NASA's first satellite dedicated to monitoring atmospheric carbon dioxide has arrived at its launch site. The Orbiting Carbon Observatory will take off from Vandenberg airforce base in January. According to the space agency, the spacecraft will help to "solve some of the lingering mysteries in our understanding of Earth's carbon …
That reminds me
The Irish are due another vote on the Lisbon Treaty, so they can get it right this time.
How much carbon dioxide are they going to put into the atmosphere to study how much carbon dioxide is put in the atmosphere?
I don't know Wade, how much do you think?

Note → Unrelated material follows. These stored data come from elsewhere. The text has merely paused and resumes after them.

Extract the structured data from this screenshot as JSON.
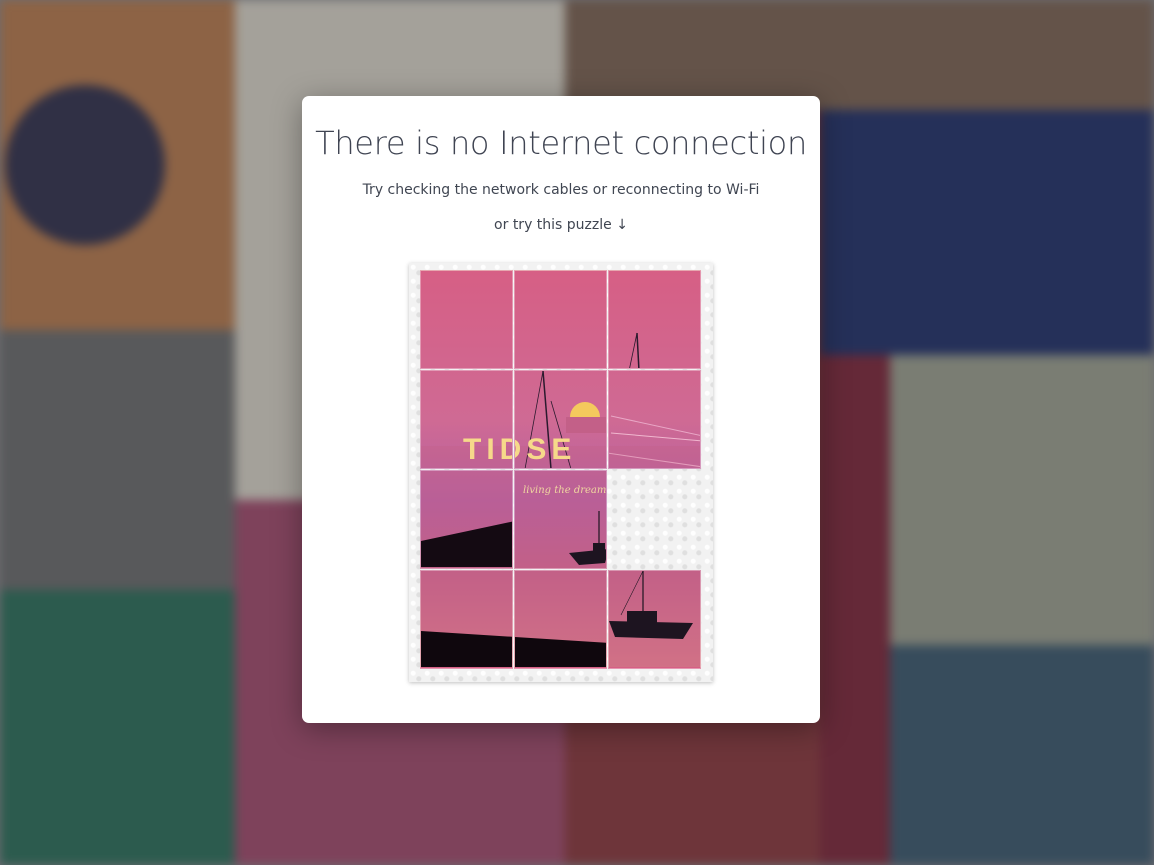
{
  "dialog": {
    "title": "There is no Internet connection",
    "subtitle": "Try checking the network cables or reconnecting to Wi-Fi",
    "hint": "or try this puzzle ↓"
  },
  "puzzle": {
    "image_text": {
      "title": "TIDSE",
      "tagline": "living the dream"
    },
    "tiles": [
      {
        "name": "tile-1",
        "src_col": 0,
        "src_row": 0
      },
      {
        "name": "tile-2",
        "src_col": 1,
        "src_row": 0
      },
      {
        "name": "tile-3",
        "src_col": 2,
        "src_row": 0
      },
      {
        "name": "tile-4",
        "src_col": 0,
        "src_row": 1
      },
      {
        "name": "tile-5",
        "src_col": 1,
        "src_row": 1
      },
      {
        "name": "tile-6",
        "src_col": 2,
        "src_row": 1
      },
      {
        "name": "tile-7",
        "src_col": 0,
        "src_row": 2
      },
      {
        "name": "tile-8",
        "src_col": 1,
        "src_row": 2
      },
      {
        "name": "tile-10",
        "src_col": 0,
        "src_row": 3
      },
      {
        "name": "tile-11",
        "src_col": 1,
        "src_row": 3
      },
      {
        "name": "tile-12",
        "src_col": 2,
        "src_row": 3
      }
    ],
    "empty_slot": {
      "col": 2,
      "row": 2
    }
  },
  "colors": {
    "modal_bg": "#ffffff",
    "title_text": "#3f4452",
    "body_text": "#404652",
    "puzzle_sky": "#d65f85",
    "puzzle_sea": "#c36088",
    "sun": "#f4c95d",
    "title_yellow": "#f6d98a"
  }
}
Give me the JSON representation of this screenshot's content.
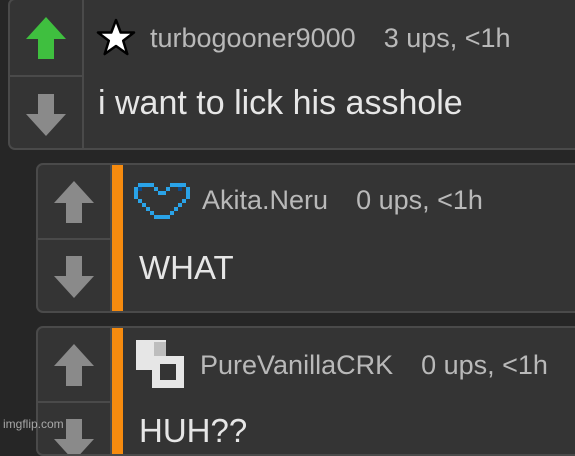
{
  "comments": [
    {
      "avatar": "star-icon",
      "username": "turbogooner9000",
      "meta": "3 ups, <1h",
      "text": "i want to lick his asshole",
      "upvoted": true
    },
    {
      "avatar": "pixel-heart-icon",
      "username": "Akita.Neru",
      "meta": "0 ups, <1h",
      "text": "WHAT",
      "upvoted": false
    },
    {
      "avatar": "overlapping-squares-icon",
      "username": "PureVanillaCRK",
      "meta": "0 ups, <1h",
      "text": "HUH??",
      "upvoted": false
    }
  ],
  "watermark": "imgflip.com",
  "colors": {
    "upvote_active": "#3fbf3f",
    "vote_inactive": "#8a8a8a",
    "reply_accent": "#f68b0f",
    "background": "#262626",
    "card": "#343434"
  }
}
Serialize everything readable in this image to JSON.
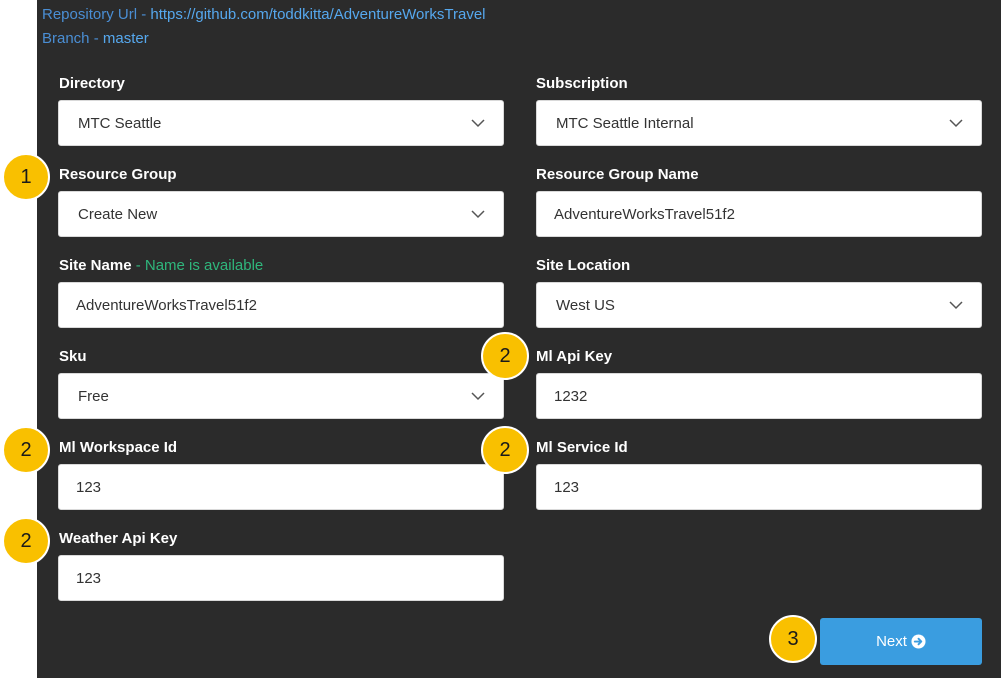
{
  "repo": {
    "url_label": "Repository Url - ",
    "url_value": "https://github.com/toddkitta/AdventureWorksTravel",
    "branch_label": "Branch - ",
    "branch_value": "master"
  },
  "form": {
    "directory": {
      "label": "Directory",
      "value": "MTC Seattle"
    },
    "subscription": {
      "label": "Subscription",
      "value": "MTC Seattle Internal"
    },
    "resource_group": {
      "label": "Resource Group",
      "value": "Create New"
    },
    "resource_group_name": {
      "label": "Resource Group Name",
      "value": "AdventureWorksTravel51f2"
    },
    "site_name": {
      "label": "Site Name",
      "status": " - Name is available",
      "value": "AdventureWorksTravel51f2"
    },
    "site_location": {
      "label": "Site Location",
      "value": "West US"
    },
    "sku": {
      "label": "Sku",
      "value": "Free"
    },
    "ml_api_key": {
      "label": "Ml Api Key",
      "value": "1232"
    },
    "ml_workspace_id": {
      "label": "Ml Workspace Id",
      "value": "123"
    },
    "ml_service_id": {
      "label": "Ml Service Id",
      "value": "123"
    },
    "weather_api_key": {
      "label": "Weather Api Key",
      "value": "123"
    }
  },
  "next_button": {
    "label": "Next",
    "icon": "arrow-circle-right-icon"
  },
  "callouts": {
    "one": "1",
    "two": "2",
    "three": "3"
  },
  "colors": {
    "panel_bg": "#2b2b2b",
    "link": "#56a8ee",
    "available": "#2fb67c",
    "button": "#3a9de0",
    "callout": "#f9c000"
  }
}
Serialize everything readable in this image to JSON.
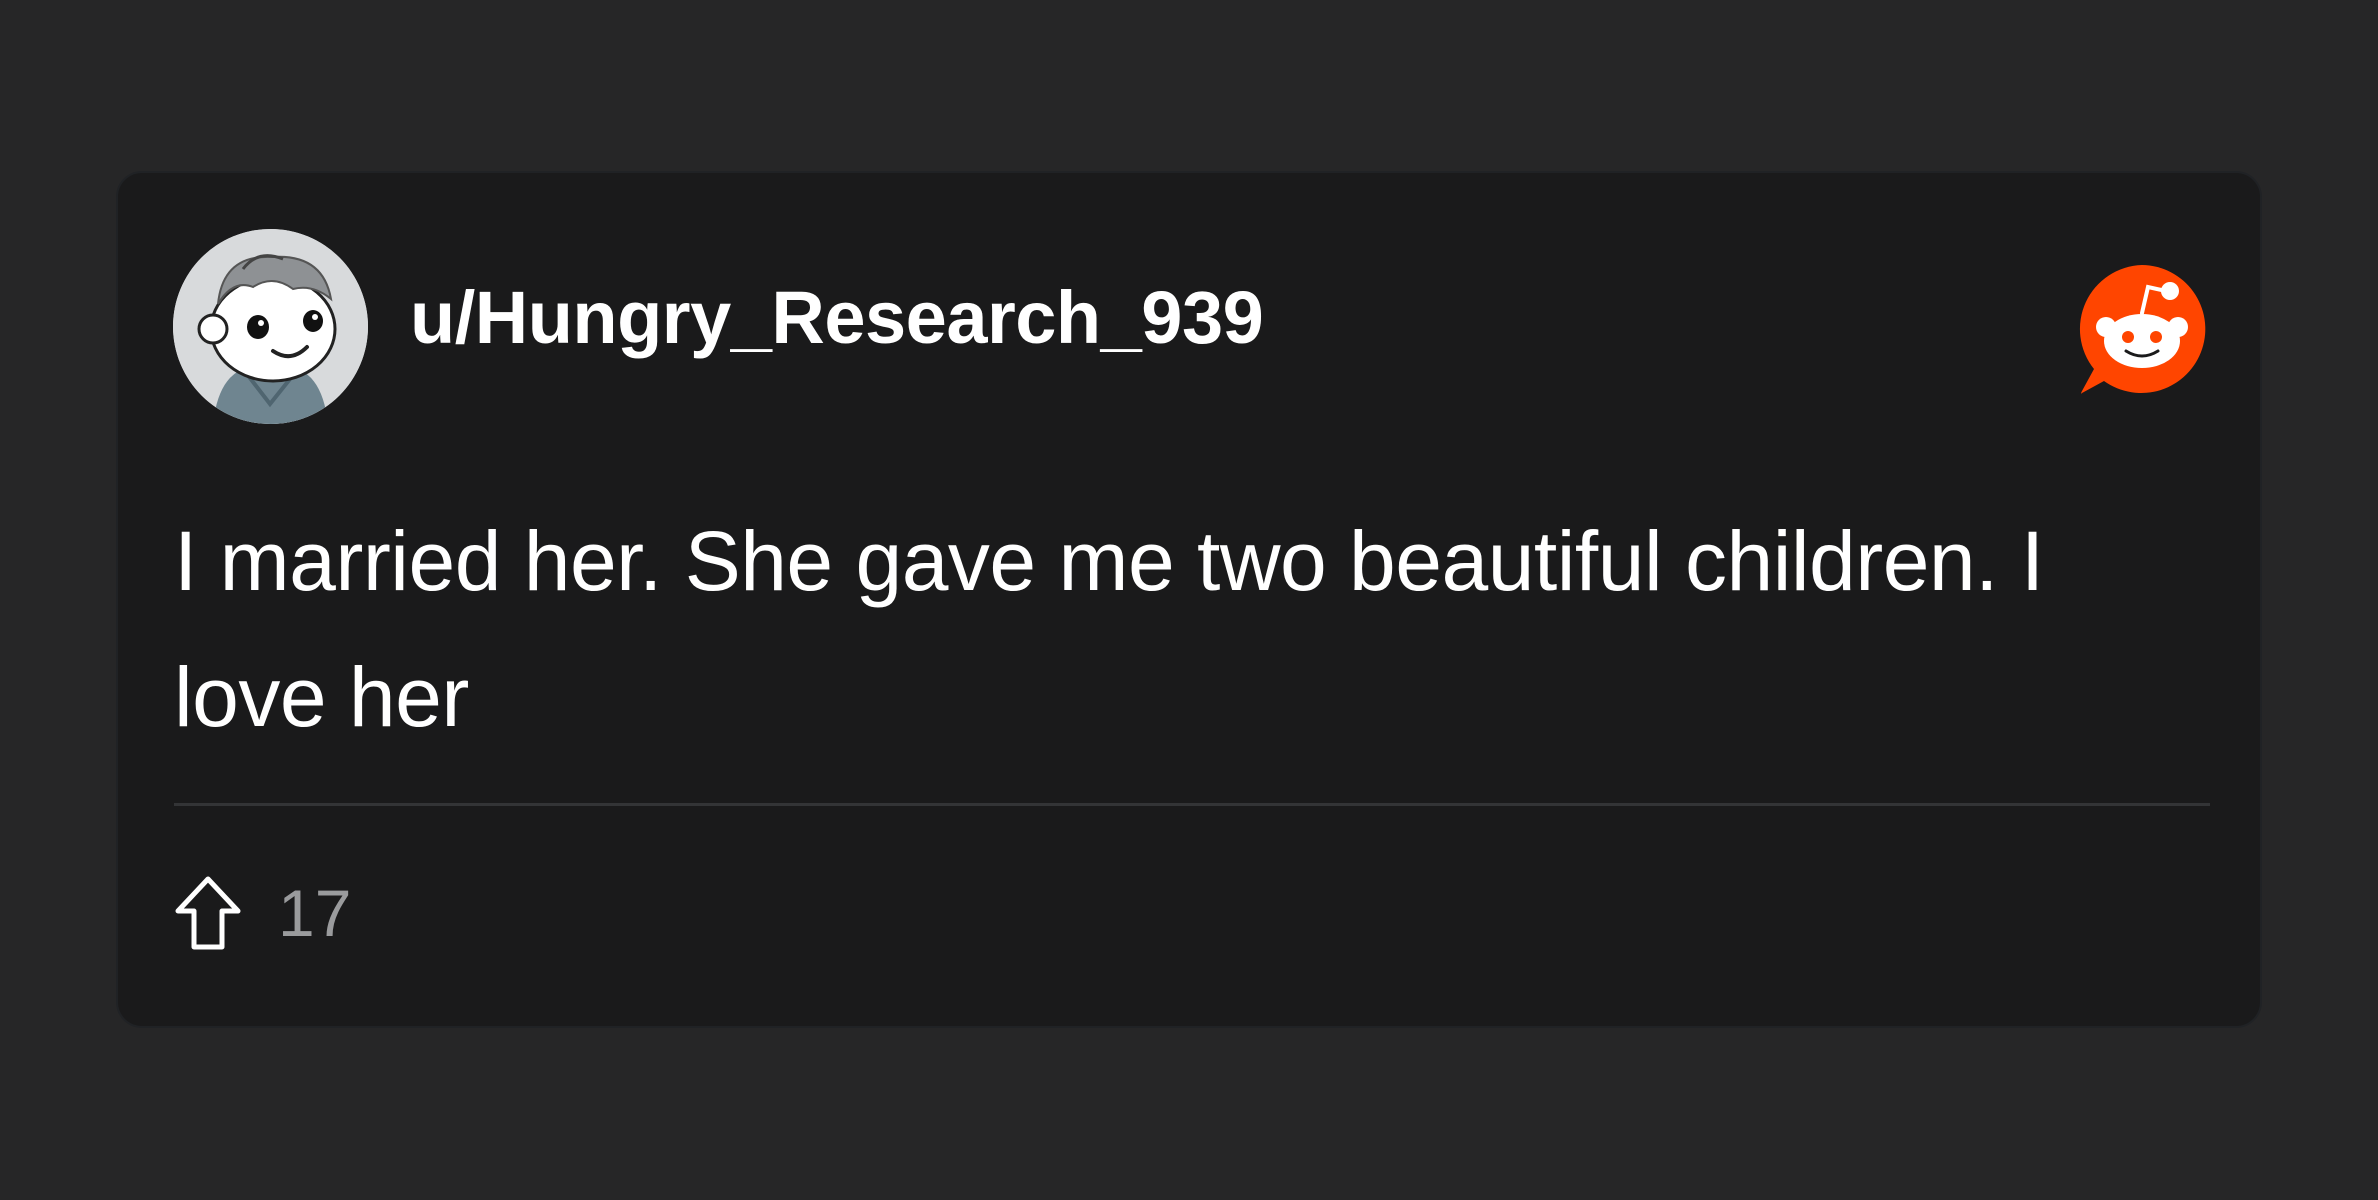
{
  "post": {
    "username": "u/Hungry_Research_939",
    "body": "I married her. She gave me two beautiful children. I love her",
    "upvotes": "17"
  },
  "icons": {
    "avatar": "snoo-avatar",
    "brand": "reddit-logo-icon",
    "upvote": "upvote-arrow-icon"
  },
  "colors": {
    "background": "#262627",
    "card": "#1a1a1b",
    "brand_accent": "#ff4500",
    "text_primary": "#ffffff",
    "text_secondary": "#9a9b9d"
  }
}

I know, why don't we just read the article? The bit that says: "For those interested, the satellite's launch won't itself involve any significant CO2 emissions." and then explains what kind of rockets they are using.
By the time NASA's James Hansen has finished cooking the results, the Scientific Consensus (tm) will be that Things Are Really Scary (tm).
@ Evil Graham re. @question
You need to consider the entire process...
"For those interested, the satellite's launch won't itself involve any significant CO2 emissions. However, as it is to go up on an all-solid-fuel Taurus stack, there will be a good deal of aluminium oxide and hydrogen chloride. These chemicals are generally seen as rather nastier than ordinary old carbon dioxide, if not such a pressing global issue."
Aluminium oxide is an inert white powder, messy but not nasty. Hydrogen chloride is nasty but reacts with just about anything it touches to form some other fairly inert substances.
To make the satellite and launcher and to run the chemical plants that produce the chemical for the solid fuel rockets does involve a lot of industrial activity. Guess what....this involves burning fossil fuels. Yep, you can't make satellite and launch vehicle without producing carbon dioxide.
You can't even go to the toilet in a modern country without a carbon dioxide burden because the sewage plants are built using concrete and steel (massive furnaces used in their production) and they run on electricity (coal or gas fired turbines).
Hopefully, the studies that will be aided by the satellite instruments will help us to understand the atmospheric processes and direct any changes in our behaviour in a most appropriate manner. (Yeah, fat chance, I know).
It's ok, you can ignore him, the raw data will be available for anyone to interpret.
My feeling is that it will be another blow to the man-made global warming "skeptics", although they don't really have much left going for them any more. Last I heard, even the most vociferous had given up on the lie that "there is no warming", and there don't seem to be any sun/orbit/natural-cycle theories that haven't been thoroughly discredited around at the moment. Let's hope the data gets us one!
Maybe you should realize a joke and lighten up. Or do we need to end all statements with end tags now? [end joke]
Depend on your definition of harmless. Most powders are pretty harmless until they are airborne and you breath them in.
Hydrogen chloride does react with almost anything to form generally unreactive compounds. On the other hand it's the cloud of hydrochloric acid step that's the dangerous part, not what they end up as
Of course it was a joke; we see piss-poor variations of it after every CO2 story, making it instantly recognisable. Complaining that somebody called Evil doesn't laugh every single time is a bit surprising though.
I would say yes, you do need to add the little joke icon to your posts. At least until you get the hang of making them funny.
Well surprise, we're sending something up into space that has created a few nasties. That is hardly surpirising. However, sometimes in order to get the long-term goal you have to make some short-term sacrifices.
I'm all for looking at what can be done to minimise the impact of people on the planet, and I am all for preventing the excesses of dirty greed but I still have the opinion that the whole global warming cause-and-effect thing is being manipulated to suit the aims and objectives of a group of people, rather than a fully balanced & wholly scientific approach being taken here. When you start with the assumption/hypothesis/position that the reason for global warming is X, the drive is to prove that this is the case. Classic science is based on *disproving* a theory and moving on to the next one.
My personal opinion is that this is too complex an issue to blame on any one thing, and that there may well be more than one 'thing' that we need to do about it. For example, reducing the worst fossil fuel use is one thing, but other issues - such as population control, changing building materials (and building lifetime objectives) - should be looked at as well. At the moment it's all like 'lets drive electric cars and ride pushbikes and we will save the polar bear and Father Christmas's house' and not a holistic look at the balance between man and planet.
Mark (if you're out there today) would you disagree?